During the Gourmet Film Gala, winemaker Antonio Flores Pedregosa received an Honorary Spike Award
Today, the 70th SEMINCI explored grief and trauma from intimate and deeply human perspectives. On the one hand, Pere Vilà Barceló premiered his film When a River Becomes the Sea in the Official Section, the result of seven years of conversations with victims of gender violence, testimonies that the director considered essential in order to address the issue with respect and consistency. Starring newcomer Claud Hernández alongside Laia Marull and Àlex Brendemühl (awarded Best Actor at Karlovy Vary for this role), it portrays the process of overcoming trauma by a teenage victim of gender violence, where family support also proves to be fundamental in the process. Vilà Barceló rejected any commercial perspective on the length of the film, prioritising making visible all the time spent listening.

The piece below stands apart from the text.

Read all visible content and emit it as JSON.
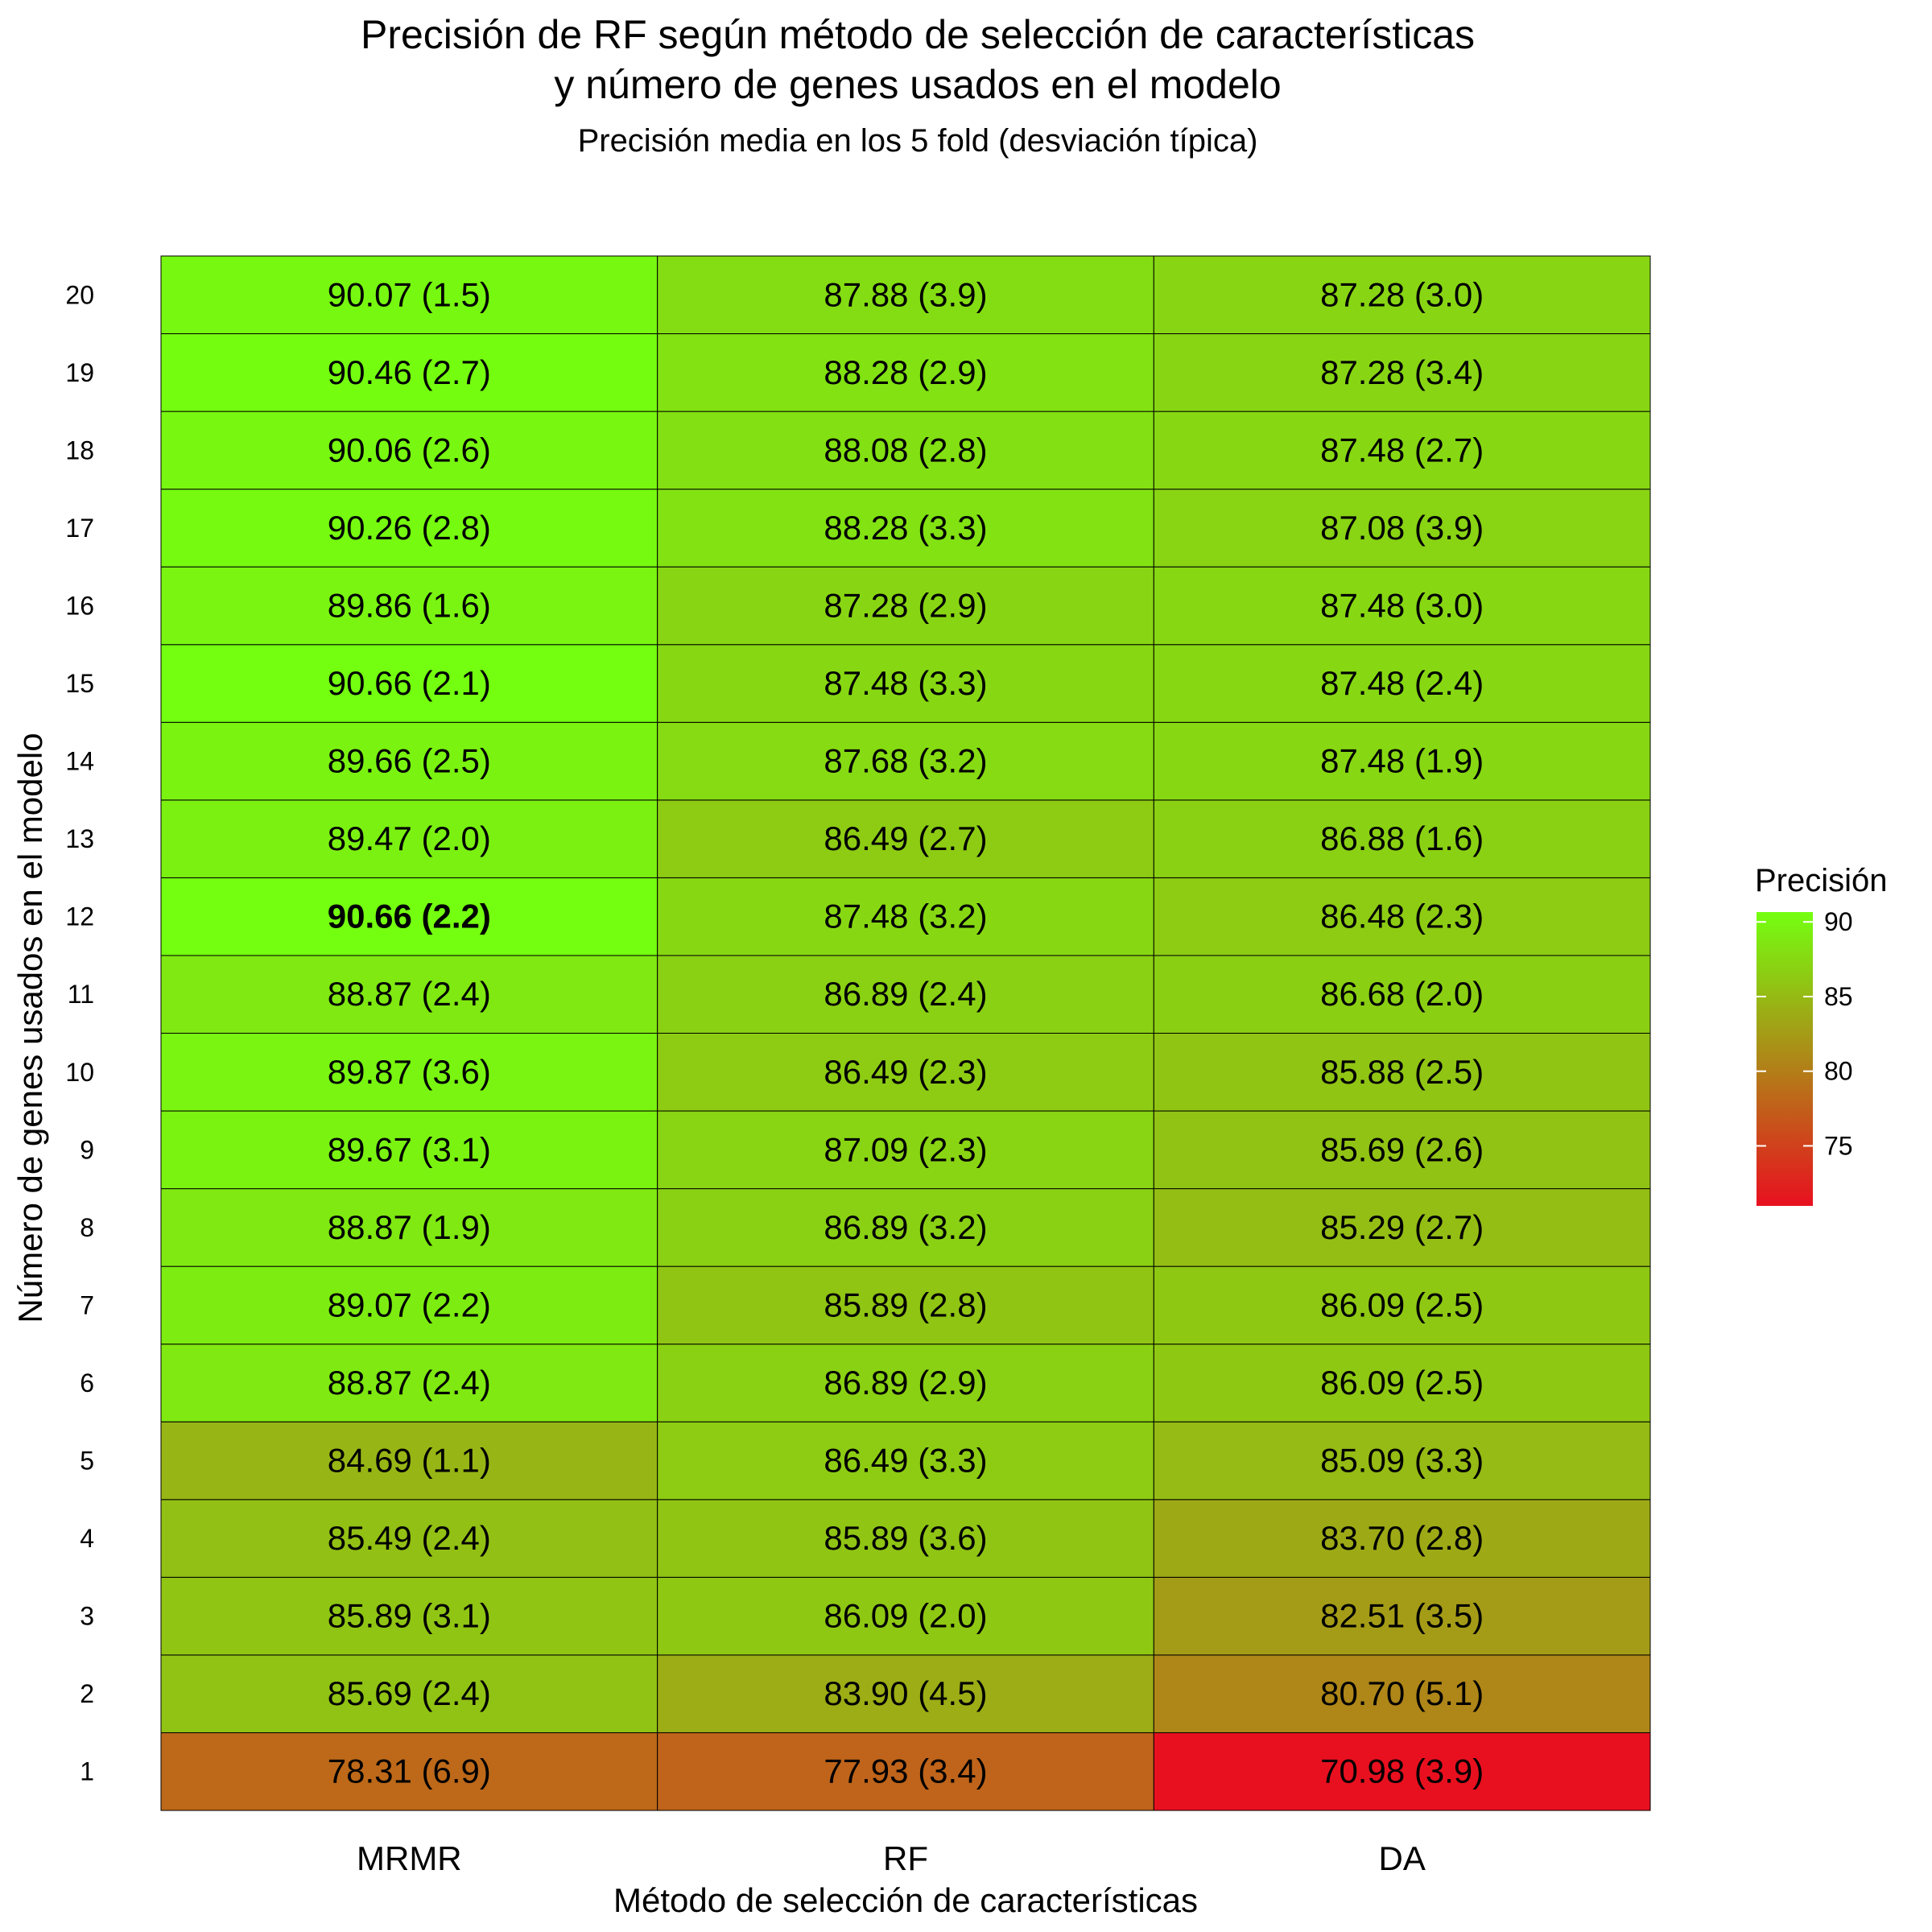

Lucía Aleñar Iglesias presented Forastera at Meeting Point, a unique story about how a teenager copes with the death of her grandmother and how families restructure themselves in the face of loss, highlighting the importance of ‘living through that grief together’. The film, starring Zoe Stein and Lluís Homar, has already received the FIPRESCI award at the Toronto Film Festival and is now being released in Spain. The director explained that she wanted to explore how grief affects the whole family, not just the protagonist, and portrays that complex moment of adolescence where one transitions from childhood to adulthood, using Mallorca from the perspective of an outsider to create an ambiguous and hypnotic atmosphere for the protagonist’s emotional journey.
Both films share a focus on shared pain and the essential role of the family as a support network in times of crisis. Crises such as the one faced by the protagonists of The Souffleur, by Argentine director Gastón Solnicki, which premiered in Spain at Meeting Point after its run at the Venice Film Festival. Willem Dafoe plays the manager of a run-down hotel that is about to be demolished. Shot in just two weeks, ‘it’s not a conventional film in its structure, but it allows Willem to float in those spaces in a very memorable and unique way, opening up like vignettes of a world that is disappearing, which is very present not only in this film, which closes my Viennese trilogy, but in all my films, that world that no longer exists,’ according to its director.
Abbas Fahdel, on the other hand, presents Tales of the Wounded Land, ‘a chronicle of daily life in southern Lebanon during the Israeli bombings.’ The director and his wife and daughter endured constant bombardment for fifteen months. ‘The film is a reconstruction of what we experienced, but not only us, also our neighbours and friends,’ he explained.
Thinking about cinema at SEMINCI
Around the Memory and Utopia cycle and the publication of the book The Capture of Time. A Cinema Under the Influence of the Real, Àngel Quintana, professor of Film History and Theory, Carlos F. Heredero, editorial director of Caimán Cuadernos de Cine magazine, and Laura Gómez Vaquero, PhD in Film History, spoke with Carolina Martínez about the multiple manifestations of cinematic realism.
‘There are many ways of understanding realism, and it was necessary to bring all these ideas together in a book,’ said Quintana. ‘On the one hand, we had to think about how reality could enter cinema; but, in addition, there is a much deeper question: what exactly do we mean by reality? Fellini said at the time that reality is not only what we see, but what we have dreamed, what we have desired, what lies behind the visible,’ he added.
Gourmet Film Gala
In addition to thinking about cinema, it can affect other senses; it can enter through the stomach as well as the eyes. For 14 years, SEMINCI has screened several titles related to gastronomy and wine, very important sectors in this community and throughout Spain. The Gourmet Film Gala held today in Valladolid has paired this sector with cinema on a night in which the oenologist Antonio Flores Pedregosa, Master Blender at the González Byass winery, received an Honorary Spike from the president of the Valladolid Provincial Council, Conrado Íscar, accompanied by the president and general director of the Ribera del Duero Regulatory Council, Enrique Pascual and Miguel Sanz. The award winner acknowledged feeling ‘deeply proud’ and praised the world of wine, where ‘there is fraternity between the two wine regions which are distant in space but united by such an important thing as wine’.
After the award ceremony, the film The Hills of Wrath was screened, a feature-length documentary about the work of winemaker Christine Vernay. Its director, Léo Boudet, described it as ‘a film about poetry’. He added: ‘I feel that poetry has been my way of approaching this film and this family of farmers and winemakers. The passion and dedication these people put into this land is incredible. For me, it was the only way to understand the magic of the countryside and wine.’
Also today, as part of the Castilla y León Gala, actor Luis Callejo received another Honorary Spike Award for his career spanning more than 30 years in film, theatre and television. He was accompanied at the event by director Benito Zambrano and actress Marta Aledo. The Gala was rounded off with the screening of two short films restored by the Castilla y León Film Library: El canal de Castilla (1931), by Leopoldo Alonso, with live musical accompaniment by J. Sasso, and El Noveno, by Basilio Martín Patino.